Heroes Saison 2 Episode 7
Réalisé par Daniel Attias, écrit par Aron Eli Coleite
Appréciation : ***
« You must suppose to be a hero. »
Noah brûle le futur, Hiro se dit qu’il est peut-être temps de rentrer, Niki, Bob, Mohinder, Matt, Nathan débattent tous au sein de la Compagnie, Peter est toujours coincé en 2008 avec sa belle, West devient entreprenant et Claire réagit comme une conne.
La saison 2 de Heroes semble subir quelques critiques, elle ne serait pas au niveau de la première partie de la saison 1, et la grève des scénaristes, qui ont causé l’arrêt du développement du spin-off Heroes Origins, n’arrange rien La série pourrait même s’arrêter abruptement au bout de 11 épisodes. Malgré une érosion continue de l’audience, Autant dire tout de suite qu’Out of Time remet les pendules à l’heure. Si l’épisode précédent était assez peu satisfaisant, il ne créait pas vraiment de nouvelles connexions entre les personnages et étirait le scénario, les quelques situations laissées en suspens sont développées ici de manière magistrale. C’est le show dans toute sa splendeur que nous retrouvons avec l’évocation dantesque d’une fin du monde, un super vilain inattendu et une dernière scène qui nous parle carrément d’immortalité !

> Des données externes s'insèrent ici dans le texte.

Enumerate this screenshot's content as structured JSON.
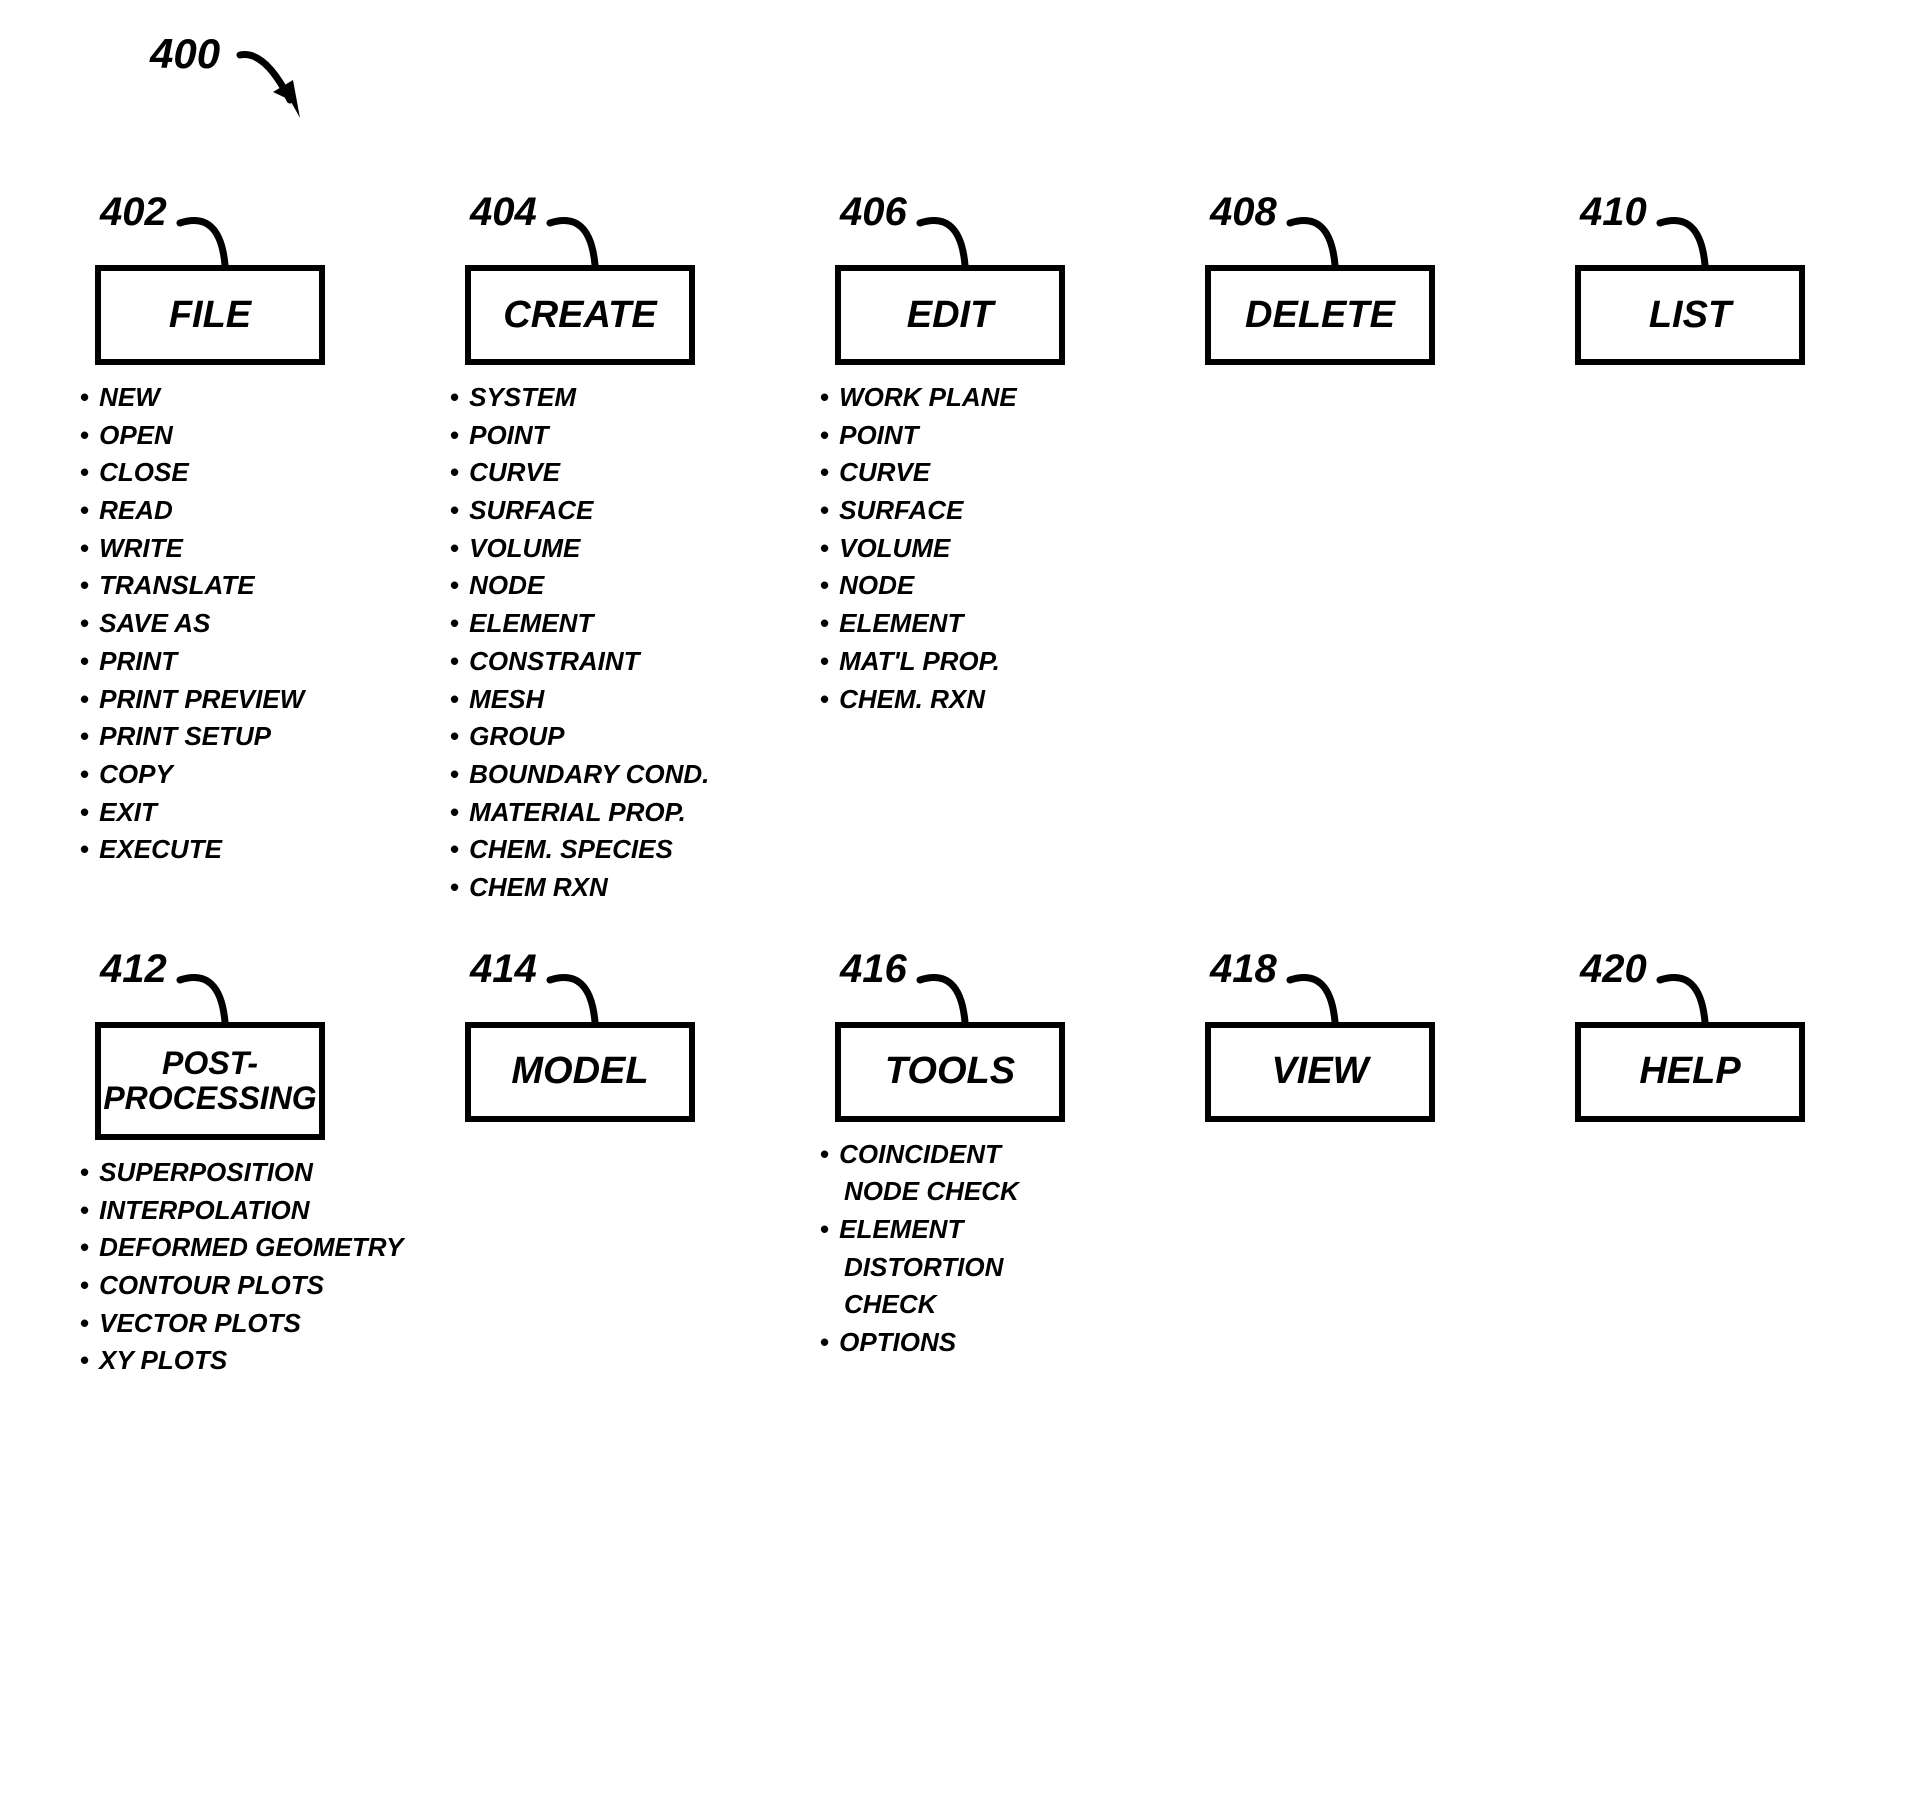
{
  "diagram": {
    "mainRef": "400",
    "menus": [
      {
        "ref": "402",
        "title": "FILE",
        "items": [
          "NEW",
          "OPEN",
          "CLOSE",
          "READ",
          "WRITE",
          "TRANSLATE",
          "SAVE AS",
          "PRINT",
          "PRINT PREVIEW",
          "PRINT SETUP",
          "COPY",
          "EXIT",
          "EXECUTE"
        ]
      },
      {
        "ref": "404",
        "title": "CREATE",
        "items": [
          "SYSTEM",
          "POINT",
          "CURVE",
          "SURFACE",
          "VOLUME",
          "NODE",
          "ELEMENT",
          "CONSTRAINT",
          "MESH",
          "GROUP",
          "BOUNDARY COND.",
          "MATERIAL PROP.",
          "CHEM. SPECIES",
          "CHEM RXN"
        ]
      },
      {
        "ref": "406",
        "title": "EDIT",
        "items": [
          "WORK PLANE",
          "POINT",
          "CURVE",
          "SURFACE",
          "VOLUME",
          "NODE",
          "ELEMENT",
          "MAT'L PROP.",
          "CHEM. RXN"
        ]
      },
      {
        "ref": "408",
        "title": "DELETE",
        "items": []
      },
      {
        "ref": "410",
        "title": "LIST",
        "items": []
      },
      {
        "ref": "412",
        "title": "POST-\nPROCESSING",
        "twolines": true,
        "items": [
          "SUPERPOSITION",
          "INTERPOLATION",
          "DEFORMED GEOMETRY",
          "CONTOUR PLOTS",
          "VECTOR PLOTS",
          "XY PLOTS"
        ]
      },
      {
        "ref": "414",
        "title": "MODEL",
        "items": []
      },
      {
        "ref": "416",
        "title": "TOOLS",
        "items": [
          "COINCIDENT NODE CHECK",
          "ELEMENT DISTORTION CHECK",
          "OPTIONS"
        ],
        "wrapItems": [
          0,
          1
        ]
      },
      {
        "ref": "418",
        "title": "VIEW",
        "items": []
      },
      {
        "ref": "420",
        "title": "HELP",
        "items": []
      }
    ]
  }
}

Toujours en retrait, Hiro tente toujours de recoller les morceaux de l’Histoire. Mais la trahison de Takezo, une sorte passage vindicatif vers le côté obscur, amène Hiro à effectuer un dernier combat dans le passé, un combat qui aura des répercussions vraiment surprenantes… et vertigineuses ! Jamais Hiro n’a été aussi prêt de sortir de l’enthousiasme enfantin qui le caractérise.
Le coeur de l’épisode est la venue de Maury Parkman, toujours aussi terrifiant, au QG de la compagnie pour tuer Bob. Son fils Matt, auquel Bob révèle que son pouvoir est strictement identique à Maury, semble être le seul à pouvoir le vaincre. Leur combat mental est le meilleur de l’épisode. L’amour entre Molly et Matt prend toute son ampleur et le climax, sans aucune violence physique, est fort et d’une grande justesse, symbole de l’héritage d’un fils blessé par son père brisé : « This is not my nightmare, this is yours. ».
Autour de cette lutte, les pièces du puzzle se rassemblent. La dangerosité d’Adam Monroe se fait de plus en plus précise tout comme son identité (quelle rebondissement !) même si « Adam is complicated ». La réflexion intelligente de Nathan Petrelli, « It’s always these half-truths, no straight answers, constant manipulation. » se heurte à l’inquiétude de Bob sur le destin de la compagnie et du monde.
Oui, c’est bien de l’avenir du monde dont il est question. Projeté un an en avant, Peter découvre une catastrophe bien plus étendue que l’explosion de New York : une véritable fin du monde vaincue par la maladie (et qui rappelle le film catastrophe Virus). Une poignée de séquences dont la vision d’un hangar rempli de cadavres, nous plonge dans un enfer hors de proportion. Une vraie histoire de super héros ! Et si le tagline « Save the cheerleader, save the world » trouvait tout son sens dans cette saison ?
Dommage que la fameuse majorette m’énerve passablement. Son copain West débarque dans la maison familiale sans prévenir et lorsque le gamin découvre que le père de Claire fut son kidnappeur passé, il prend la mouche et s’enfuie sans que Claire puisse faire quelque chose. Et elle refuse de dire la vérité à son père. Bref elle s’isole. Le spectateur sait que la vérité finira par être établie et du coup tout sonne faux et devient passablement frustrant.
Pour cette histoire de plus en plus inutilement compliquée, Out of Time n’est pas intégralement satisfaisant. Et pourtant, Claire pourrait être tellement plus intéressante surtout au vu de la manière dont est développé son « double », Takezo Sensei, et compte tenu du contenu de l’épisode. Il demeure cependant jouissif et s’impose comme le meilleur de la deuxième saison, passionnant et riche en enjeux. Heroes forever.